R doesn't really believe in object methods, so doesn't have any equivalent to the replace method of Python string object. Instead, everything is just pure functions, and you need to pass the values as parameters.

## Data structures

Most programming languages have two very useful core data types you should know. These are lists (or sequences or arrays) for holding multiple items, and dictionaries (or hashes or maps) for creating associations between items.

In [None]:
# R doesn't have hash objects directly (but there is a hash package). However, pure R also does have vectors that may have named indices, so let's use that:
replacements <- c(w = 'v',b ='p', d = 't', g = 'k', 'ätä\\b' = 'ää', 'ata\\b' = "aa")

modernize2 <- function(string) {
    # Here we're going over all the keys in the replacement dictionary and acting on them
    for (key in names(replacements)) {
        string <- gsub(key,replacements[key],string)
    }
    return(string)
}

# This is a list.
sentences = c("waltawat määrät omenata laivattiin Helsingiin", "waiwaisten hambaat ovat usein huonot")

# Here we're calling the function once for each string in the sentences list
for (sentence in sentences)
    print(modernize2(sentence))
    
# You can also explicitly refer to a particular slot in a list or a key in a dictionary using square brackets:
print(replacements["w"])
print(sentences[1])
# In R, indices start at 1!

In [None]:
# Note that a dictionary can only contain one value for each key
replacements2 <- c(w = "v", w = "y")
print(replacements2["w"])

# Therefore, if you need multiple values, you have to combine dictionaries with lists:
replacements2 <- list(w = c("v","y"))
print(replacements2["w"])

As an interesting albeit mostly useless note, see how in the above R returns "v" in the first instance, while Python returned "y". 

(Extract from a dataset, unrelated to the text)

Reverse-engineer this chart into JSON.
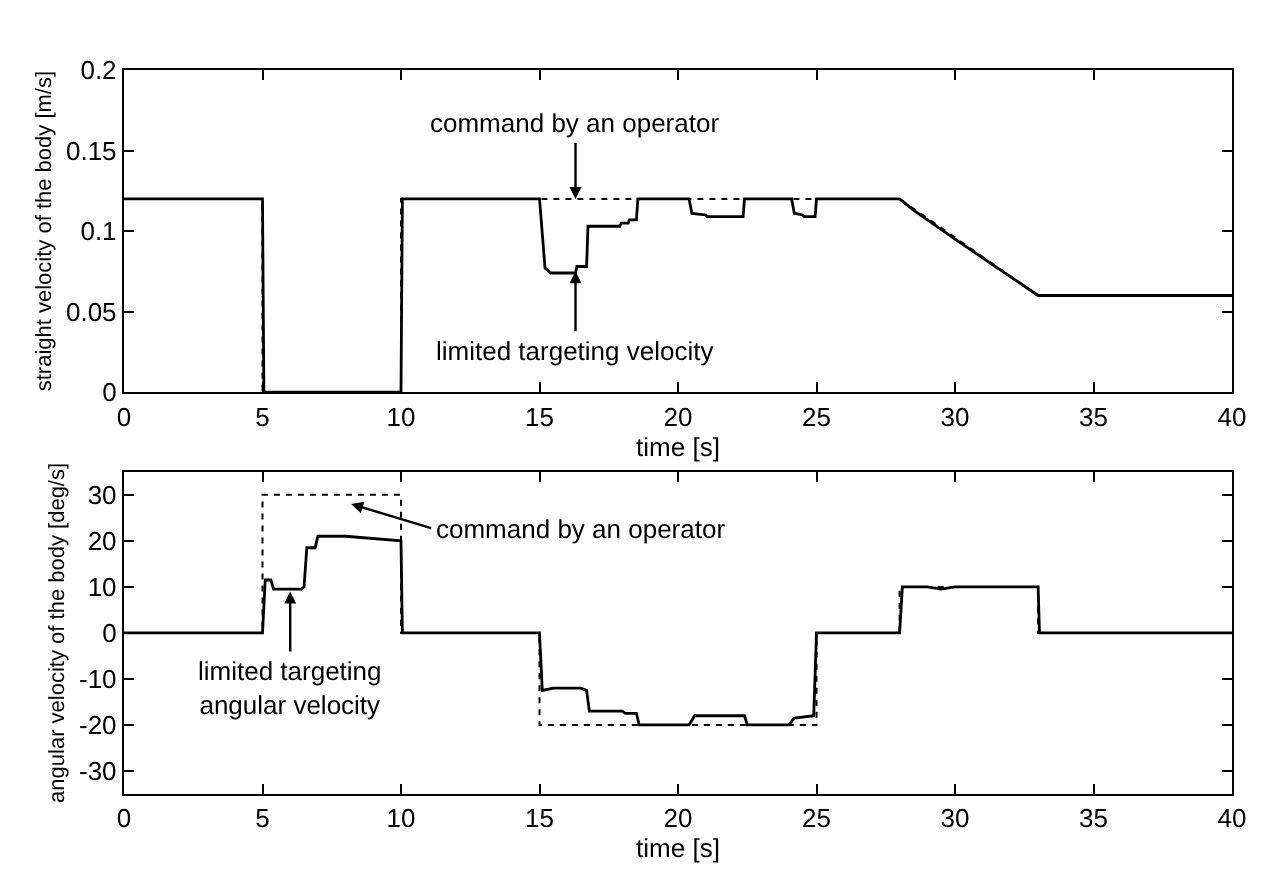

More usefully, note that in the above we couldn't use just simple vectors (created by `c()`, but instead had to use actual lists created by `list()`. The technical explanation here is that simple vectors are more efficient to the computer to process, but have the limitation of having to be flat, while actual lists can be more complex but are also therefore more expensive for the computer to operate upon. 

## Conclusion

That's all I think you absolutely *need* to know in order to start reading and learning from examples.